La discussion porta ensuite sur celui ou ceux qui se chargeraient de la négociation et oseraient affronter la colère du pirate. L'exécution sommaire du pauvre boulanger était un avertissement. Les Protestants, n'arrivant pas à se mettre d'accord, passèrent au moyen d'entrer en contact avec ceux des cales.

On proposa de redescendre dans le puits de la chaîne par lequel les Protestants avaient eu accès à la soute aux poudres et à la Sainte Barbe et où ils avaient laissé des sentinelles. On frapperait à travers la cloison un message selon le code des marins pour proposer une délégation. Le Gall, qui connaissait ce code descendit en compagnie de matelots armés. Lorsqu'il remonta près d'une heure plus tard, il était sombre.

– Il demande des femmes, dit-il.

– Hein ? fit Manigault.

Le Gall essuya la sueur qui coulait sur son visage. On manquait d'air en bas.

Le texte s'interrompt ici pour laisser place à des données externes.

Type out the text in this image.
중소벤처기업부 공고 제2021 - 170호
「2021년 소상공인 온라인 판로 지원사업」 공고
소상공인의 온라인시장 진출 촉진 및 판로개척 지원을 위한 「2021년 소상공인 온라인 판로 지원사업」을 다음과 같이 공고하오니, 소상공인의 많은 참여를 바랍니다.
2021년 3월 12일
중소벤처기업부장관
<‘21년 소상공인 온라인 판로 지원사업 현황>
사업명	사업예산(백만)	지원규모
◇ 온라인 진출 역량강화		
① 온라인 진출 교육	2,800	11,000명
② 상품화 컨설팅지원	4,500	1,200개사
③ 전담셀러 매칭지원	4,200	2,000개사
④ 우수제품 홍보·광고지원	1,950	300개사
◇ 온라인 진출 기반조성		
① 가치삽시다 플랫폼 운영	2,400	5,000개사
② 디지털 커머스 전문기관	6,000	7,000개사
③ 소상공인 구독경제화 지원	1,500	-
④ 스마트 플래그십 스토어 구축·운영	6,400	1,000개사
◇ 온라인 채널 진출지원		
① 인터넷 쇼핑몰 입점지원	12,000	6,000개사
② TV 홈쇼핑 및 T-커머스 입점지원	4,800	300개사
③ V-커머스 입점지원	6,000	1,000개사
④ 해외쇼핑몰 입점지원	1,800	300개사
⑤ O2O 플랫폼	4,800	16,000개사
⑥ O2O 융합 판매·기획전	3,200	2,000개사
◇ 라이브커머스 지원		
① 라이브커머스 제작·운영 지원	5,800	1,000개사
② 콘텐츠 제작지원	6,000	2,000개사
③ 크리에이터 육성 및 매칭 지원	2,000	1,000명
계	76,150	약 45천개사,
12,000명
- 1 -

– Oh ! ne vous méprenez pas. Il ne s'agit pas de ce que vous croyez. J'ai eu du mal à établir le contact et on ne peut s'expliquer avec des nuances à l'aide d'un bout de bois contre une cloison. Ce que j'ai compris, c'est que le Rescator accepte de recevoir une délégation à condition qu'elle soit composée de femmes.

– Pourquoi ?

– Il dit que si l'un d'entre nous ou des Espagnols se présentaient il ne pourrait empêcher ses hommes de les mettre en charpie. Il demande aussi que, parmi les parlementaires, se trouve dame Angélique.

Chapitre 4

Mme Manigault aurait voulu être de la partie mais sa forte carrure l'en empêcha.

Les indications données en code par le Rescator recommandaient à ces dames d'emprunter pour le joindre la trappe et l'échelle de corde de ses appartements privés.

– Encore une des facéties malséantes de cet individu, grommelèrent les Protestants. Ils doutaient de l'heureuse issue de la négociation car ils n'accordaient qu'une faible confiance aux talents diplomatiques de leurs femmes.